Rather than risk an error in deciphering that question, Hanse nodded. At least he'd blocked an older person's snotty habit of saying "young man" and "young woman" by the trick of calling her "old woman." He said, "Both times she had no idea. And other times, up in Firaqa."
"And tonight
"I assure you. Termagant, no one knows where I am going. A very bad man tried to have me sold as slave, and I think he has already profited from the sale of many others. I intend to stop him."
"Please ... would you please say to me her words to you? Jileel's, I mean, tonight."
"Right after you tell me what you are doing here-I mean, did you follow her or go out walking and lose her, or what?"
It took her a moment to digest the fact that he was as demanding as she, even with her. If she found that indigestible, she at least packed it away somewhere in a corner of her craw.
"I was visiting her home. Suddenly she rose and left the room without a word. That is not like her. When we saw her slip out, very hurriedly and cloaked, I counseled her father to silence and I and my two escorts followed her. We followed not as spies, but as protectors, but we did not need to be stealthy; she seemed aware of nothing. She just hurried, hurried. Now I know why-I suppose. Hers and her sister's powers transcend even mi-most."
"Spies can be protectors," he said, letting her know that he knew when a person told a little lie, even the Termagant. And he answered her question: "She stared odd, just the way Mignue does. Did. Her voice was odd, too, just the way Mignue's was. She said my name two or three times, and warned me to take the knife with the silver blade."
"You have such a knife?"
"I'd show it to you, but I wouldn't want to upset your escorts."

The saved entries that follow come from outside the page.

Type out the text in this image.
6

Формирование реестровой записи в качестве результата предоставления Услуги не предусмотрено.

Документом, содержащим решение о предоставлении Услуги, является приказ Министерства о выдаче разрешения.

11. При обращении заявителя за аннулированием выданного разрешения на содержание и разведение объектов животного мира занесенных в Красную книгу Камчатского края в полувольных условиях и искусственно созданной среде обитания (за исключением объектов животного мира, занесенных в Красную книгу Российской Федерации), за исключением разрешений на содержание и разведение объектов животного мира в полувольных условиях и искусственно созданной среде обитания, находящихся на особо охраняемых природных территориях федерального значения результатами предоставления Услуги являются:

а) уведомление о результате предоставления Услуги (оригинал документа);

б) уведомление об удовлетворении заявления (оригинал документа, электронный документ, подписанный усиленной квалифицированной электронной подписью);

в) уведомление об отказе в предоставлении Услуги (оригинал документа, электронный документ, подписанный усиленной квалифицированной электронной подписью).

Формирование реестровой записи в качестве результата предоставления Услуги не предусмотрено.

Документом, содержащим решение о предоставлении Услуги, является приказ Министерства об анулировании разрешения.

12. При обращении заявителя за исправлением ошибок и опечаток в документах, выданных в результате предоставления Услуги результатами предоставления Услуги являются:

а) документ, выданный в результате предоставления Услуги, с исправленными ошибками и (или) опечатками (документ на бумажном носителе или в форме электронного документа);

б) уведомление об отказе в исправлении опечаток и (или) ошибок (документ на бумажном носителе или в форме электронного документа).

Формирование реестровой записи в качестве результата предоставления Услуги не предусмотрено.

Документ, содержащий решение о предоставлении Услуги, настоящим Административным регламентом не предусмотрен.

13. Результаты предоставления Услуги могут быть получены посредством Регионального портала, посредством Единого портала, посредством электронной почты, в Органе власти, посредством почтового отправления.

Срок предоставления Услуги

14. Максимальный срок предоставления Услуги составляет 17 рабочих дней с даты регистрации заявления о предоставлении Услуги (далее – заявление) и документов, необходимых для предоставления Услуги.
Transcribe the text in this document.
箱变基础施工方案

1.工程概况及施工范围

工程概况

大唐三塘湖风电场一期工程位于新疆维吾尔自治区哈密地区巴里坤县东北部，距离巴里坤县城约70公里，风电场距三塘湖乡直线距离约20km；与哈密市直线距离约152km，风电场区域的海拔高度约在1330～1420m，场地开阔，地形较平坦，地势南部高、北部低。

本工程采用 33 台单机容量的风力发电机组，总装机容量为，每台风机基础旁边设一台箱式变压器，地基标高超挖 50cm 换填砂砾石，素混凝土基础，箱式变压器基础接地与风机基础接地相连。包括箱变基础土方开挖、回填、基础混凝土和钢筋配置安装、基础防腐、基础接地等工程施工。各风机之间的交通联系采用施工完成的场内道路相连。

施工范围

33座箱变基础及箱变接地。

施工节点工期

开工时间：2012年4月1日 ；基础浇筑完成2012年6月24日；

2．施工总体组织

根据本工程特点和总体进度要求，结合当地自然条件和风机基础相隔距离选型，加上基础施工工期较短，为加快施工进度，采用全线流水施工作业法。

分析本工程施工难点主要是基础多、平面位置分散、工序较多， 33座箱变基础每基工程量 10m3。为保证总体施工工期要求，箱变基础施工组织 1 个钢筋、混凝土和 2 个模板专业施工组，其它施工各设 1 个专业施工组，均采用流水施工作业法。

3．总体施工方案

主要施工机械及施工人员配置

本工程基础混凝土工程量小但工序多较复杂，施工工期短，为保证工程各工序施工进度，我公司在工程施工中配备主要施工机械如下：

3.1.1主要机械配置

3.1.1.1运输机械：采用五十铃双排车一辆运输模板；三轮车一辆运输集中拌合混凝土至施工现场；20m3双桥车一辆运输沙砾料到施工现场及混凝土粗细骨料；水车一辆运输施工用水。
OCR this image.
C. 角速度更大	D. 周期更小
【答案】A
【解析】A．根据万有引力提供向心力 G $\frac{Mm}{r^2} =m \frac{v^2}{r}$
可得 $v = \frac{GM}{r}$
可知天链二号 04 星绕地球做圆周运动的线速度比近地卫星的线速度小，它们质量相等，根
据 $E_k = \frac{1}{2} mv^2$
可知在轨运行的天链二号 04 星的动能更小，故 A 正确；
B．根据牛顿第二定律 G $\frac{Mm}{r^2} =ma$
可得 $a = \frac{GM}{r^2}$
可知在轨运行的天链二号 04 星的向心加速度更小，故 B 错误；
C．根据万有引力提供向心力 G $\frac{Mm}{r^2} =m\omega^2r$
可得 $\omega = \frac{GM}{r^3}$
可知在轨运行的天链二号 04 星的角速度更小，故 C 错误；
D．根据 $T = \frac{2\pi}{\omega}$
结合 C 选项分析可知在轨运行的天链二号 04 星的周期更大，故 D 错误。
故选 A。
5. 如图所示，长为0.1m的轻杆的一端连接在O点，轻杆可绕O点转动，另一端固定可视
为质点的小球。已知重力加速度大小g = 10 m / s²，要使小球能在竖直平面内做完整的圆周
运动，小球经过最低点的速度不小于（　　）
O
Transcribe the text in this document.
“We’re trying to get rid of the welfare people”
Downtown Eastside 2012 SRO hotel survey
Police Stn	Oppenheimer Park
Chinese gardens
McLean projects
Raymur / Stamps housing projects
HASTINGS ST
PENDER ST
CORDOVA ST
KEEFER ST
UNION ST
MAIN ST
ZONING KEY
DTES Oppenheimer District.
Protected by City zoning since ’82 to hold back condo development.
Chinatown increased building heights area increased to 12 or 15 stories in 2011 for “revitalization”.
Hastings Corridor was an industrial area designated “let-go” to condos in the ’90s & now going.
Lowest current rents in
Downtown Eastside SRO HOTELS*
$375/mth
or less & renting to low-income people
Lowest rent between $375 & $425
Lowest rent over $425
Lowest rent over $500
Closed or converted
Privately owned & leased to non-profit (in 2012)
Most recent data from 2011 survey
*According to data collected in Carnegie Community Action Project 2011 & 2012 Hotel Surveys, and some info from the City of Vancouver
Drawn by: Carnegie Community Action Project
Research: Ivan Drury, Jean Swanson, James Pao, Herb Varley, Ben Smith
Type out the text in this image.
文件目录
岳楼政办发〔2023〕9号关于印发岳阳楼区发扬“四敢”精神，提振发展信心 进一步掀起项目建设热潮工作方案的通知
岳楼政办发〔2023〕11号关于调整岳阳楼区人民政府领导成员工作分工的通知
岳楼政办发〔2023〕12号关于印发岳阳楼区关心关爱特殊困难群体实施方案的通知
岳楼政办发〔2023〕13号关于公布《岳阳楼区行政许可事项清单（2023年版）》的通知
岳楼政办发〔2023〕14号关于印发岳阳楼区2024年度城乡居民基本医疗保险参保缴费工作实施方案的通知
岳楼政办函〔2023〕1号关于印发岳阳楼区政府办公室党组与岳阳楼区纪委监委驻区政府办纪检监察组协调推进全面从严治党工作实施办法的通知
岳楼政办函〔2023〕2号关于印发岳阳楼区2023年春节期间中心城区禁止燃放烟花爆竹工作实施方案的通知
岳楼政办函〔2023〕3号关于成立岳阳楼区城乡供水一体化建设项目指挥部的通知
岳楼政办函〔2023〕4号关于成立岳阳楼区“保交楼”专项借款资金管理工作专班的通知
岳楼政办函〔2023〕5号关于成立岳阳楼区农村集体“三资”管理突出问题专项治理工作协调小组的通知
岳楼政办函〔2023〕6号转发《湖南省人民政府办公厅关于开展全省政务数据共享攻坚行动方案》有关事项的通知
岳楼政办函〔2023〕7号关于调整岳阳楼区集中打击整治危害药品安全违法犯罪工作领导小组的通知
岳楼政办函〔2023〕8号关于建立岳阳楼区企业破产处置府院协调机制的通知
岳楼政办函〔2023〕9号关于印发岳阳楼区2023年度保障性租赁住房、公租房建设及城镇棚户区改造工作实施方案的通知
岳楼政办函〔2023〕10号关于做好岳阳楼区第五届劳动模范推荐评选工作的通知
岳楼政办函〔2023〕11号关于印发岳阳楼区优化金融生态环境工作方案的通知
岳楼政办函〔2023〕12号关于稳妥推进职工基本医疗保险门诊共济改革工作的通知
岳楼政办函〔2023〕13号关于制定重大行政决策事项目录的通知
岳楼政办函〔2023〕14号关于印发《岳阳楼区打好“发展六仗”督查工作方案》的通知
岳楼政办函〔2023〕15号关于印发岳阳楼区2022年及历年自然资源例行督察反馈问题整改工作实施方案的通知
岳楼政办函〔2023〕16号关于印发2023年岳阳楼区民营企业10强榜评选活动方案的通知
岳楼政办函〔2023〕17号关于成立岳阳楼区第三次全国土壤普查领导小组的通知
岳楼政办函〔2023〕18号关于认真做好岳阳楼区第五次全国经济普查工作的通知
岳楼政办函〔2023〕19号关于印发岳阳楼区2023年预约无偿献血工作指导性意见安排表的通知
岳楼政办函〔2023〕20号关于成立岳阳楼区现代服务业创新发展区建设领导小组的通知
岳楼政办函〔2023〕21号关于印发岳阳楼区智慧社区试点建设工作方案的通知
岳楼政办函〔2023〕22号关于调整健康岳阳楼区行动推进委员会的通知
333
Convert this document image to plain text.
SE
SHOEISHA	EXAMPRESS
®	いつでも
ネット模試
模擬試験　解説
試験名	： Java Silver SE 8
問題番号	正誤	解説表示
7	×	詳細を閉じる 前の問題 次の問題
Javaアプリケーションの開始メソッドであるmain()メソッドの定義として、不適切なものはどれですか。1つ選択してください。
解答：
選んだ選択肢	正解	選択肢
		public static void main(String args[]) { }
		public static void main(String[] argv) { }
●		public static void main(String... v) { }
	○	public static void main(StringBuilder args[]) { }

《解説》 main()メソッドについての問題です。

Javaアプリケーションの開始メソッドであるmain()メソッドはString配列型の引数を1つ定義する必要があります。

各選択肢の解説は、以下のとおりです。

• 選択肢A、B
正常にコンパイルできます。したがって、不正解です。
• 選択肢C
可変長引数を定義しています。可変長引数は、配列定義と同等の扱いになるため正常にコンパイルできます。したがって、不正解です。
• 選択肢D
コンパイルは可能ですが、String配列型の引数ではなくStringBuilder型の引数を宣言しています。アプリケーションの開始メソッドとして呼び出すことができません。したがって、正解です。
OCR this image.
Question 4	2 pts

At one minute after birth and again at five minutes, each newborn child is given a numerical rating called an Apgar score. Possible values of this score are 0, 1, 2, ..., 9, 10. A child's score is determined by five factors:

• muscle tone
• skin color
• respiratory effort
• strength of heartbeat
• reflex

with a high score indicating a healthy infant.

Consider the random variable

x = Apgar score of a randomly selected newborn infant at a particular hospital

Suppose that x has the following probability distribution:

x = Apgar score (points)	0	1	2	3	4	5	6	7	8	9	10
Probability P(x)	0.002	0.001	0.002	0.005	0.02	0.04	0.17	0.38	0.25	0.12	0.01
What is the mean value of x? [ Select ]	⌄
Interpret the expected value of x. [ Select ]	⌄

She did not smile, but her eyes did, or nearly. "Now, Hanse ... can you imagine why such a knife might be of value to you this night?"
"Will be, Termagant, wilt be, ifJileel has the same power as her sister. You know about silver and sorcery."
Her little sigh was almost inaudible, but she let exasperation color her tone. "I know about silver and sorcery, Hanse." He said nothing; she started to speak; suddenly her eyes widened. "Don't tell me this very bad man you mentioned is a sorcerer."
"I hadn't intended to tell you. Termagant." When she stared without speaking, he told her. "He is."
She heaved a sigh, shook her head, glanced over at Jileel, looked back at the youthful man all in snug black.
"Hanse; A few days ago I referred to your reputation. Perhaps it is a bit more than it should be ... or a bit less ... well, perhaps those who talk do not know quite all there is to know about this Hanse person."
"No one does. Termagant, believe me."
"I promise not to try to leam more than you want me to know. Will you come and see me, Hanse?"
"Not tonight!?"
"No, no, not tonight, Hanse. At a reasonable time of day when this night's work is done and you can come and visit me in the next day or three, will you do so?"
"Termagant, I will."
"Good," she said, with an exuberant nod. "Then when you come to see me, Hanse, bring me this." Her long-fingered hands came out from within her cloak, and in an instant she had draped a piece of cord over his neck. Something thumped his chest and he looked down.
He was more than surprised. "You give me an amulet, Termagant?"
"I loan you a keepsake, Hanse."
"I thank you, I think. Uh-is it all right if I tuck it inside my tunic?"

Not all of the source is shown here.